Une inauguration et une donation. 1 535 peintures et sculptures !

La maison de ce duo d’artistes est un lieu propice aux créations, aux ateliers. S’il n’y manquait qu’une salle d’exposition, c’est chose faite, elle a été aménagée : la « Salle Molinier » vient d’être inaugurée le samedi 3 mai, et c’est l’artiste Robert Combas qui a coupé le ruban, épaulé par l’autre artiste André Cervera, en présence du maire de Gigean Marcel Stoecklin, ainsi que de personnalités de la Ville de Sète et de la région. Y sont présentés de magnifiques tableaux et quelques sculptures, mais tout autour, dans les nombreuses pièces et les recoins du jardin sont exposées les œuvres de ce couple aux multiples talents. 1 535 au total ! Madeleine Molinier le dit très simplement : « C’est un lieu que tout le monde adore, où l’on aime venir, qui est plein de charme. » C’est son combat.

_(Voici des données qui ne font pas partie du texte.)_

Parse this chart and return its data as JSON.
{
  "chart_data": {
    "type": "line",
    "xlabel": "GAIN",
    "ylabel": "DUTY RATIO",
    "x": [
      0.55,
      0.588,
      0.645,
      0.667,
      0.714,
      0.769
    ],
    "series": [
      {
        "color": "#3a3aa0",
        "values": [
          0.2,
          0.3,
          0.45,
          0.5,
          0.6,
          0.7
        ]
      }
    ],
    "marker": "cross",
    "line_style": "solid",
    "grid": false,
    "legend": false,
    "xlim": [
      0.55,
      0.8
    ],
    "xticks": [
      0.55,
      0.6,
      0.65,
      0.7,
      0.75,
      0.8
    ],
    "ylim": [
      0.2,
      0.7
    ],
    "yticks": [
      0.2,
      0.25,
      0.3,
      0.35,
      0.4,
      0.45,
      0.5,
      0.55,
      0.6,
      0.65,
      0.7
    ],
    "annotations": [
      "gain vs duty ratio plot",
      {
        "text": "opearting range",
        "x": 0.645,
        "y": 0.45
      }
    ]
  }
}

Un an après le décès de son époux, Madeleine a entrepris de faire donation de la maison et de ses œuvres d’art à l’Agglomération de Sète, elle a donc réuni démarches notariales et rapport d’expertise, et son offre a reçu un accueil favorable, un engagement moral en 2020, le maire et président de l’Agglomération François Commeinhes (qui vient de démissionner) projetant une réunion du conseil communautaire. Comme elle l’a déclaré lors de l’inauguration, elle remercie pour son soutien l’Association des Amis de la Maison Musée Sergio Molinier qui s’est créée en 2022 : « Cela me tient debout. Mais maintenant je suis bloquée, sans une aide de personne, et c’est un investissement financier qui commence à m’épuiser. Pour cette cause-là je donne tous mes efforts, toute mon énergie. Il est important de garder cette ambiance artistique, ce foisonnement d’œuvres. » Sa grande maison, où les pièces sont autant de lieux d’exposition ouverts les uns sur les autres, a demandé pas mal de travaux, notamment l’aménagement de deux hangars pour créer de nouveaux espaces — « un an de folie ! ». Et elle avait décidé de ne vendre aucun tableau… Postulant parmi les candidats de la sélection « Maison des Illustres », le « musée » a été bien classé, mais finalement non retenu. Les gagnants ont été des projets concernant Jean Jaurès et Jean Moulin…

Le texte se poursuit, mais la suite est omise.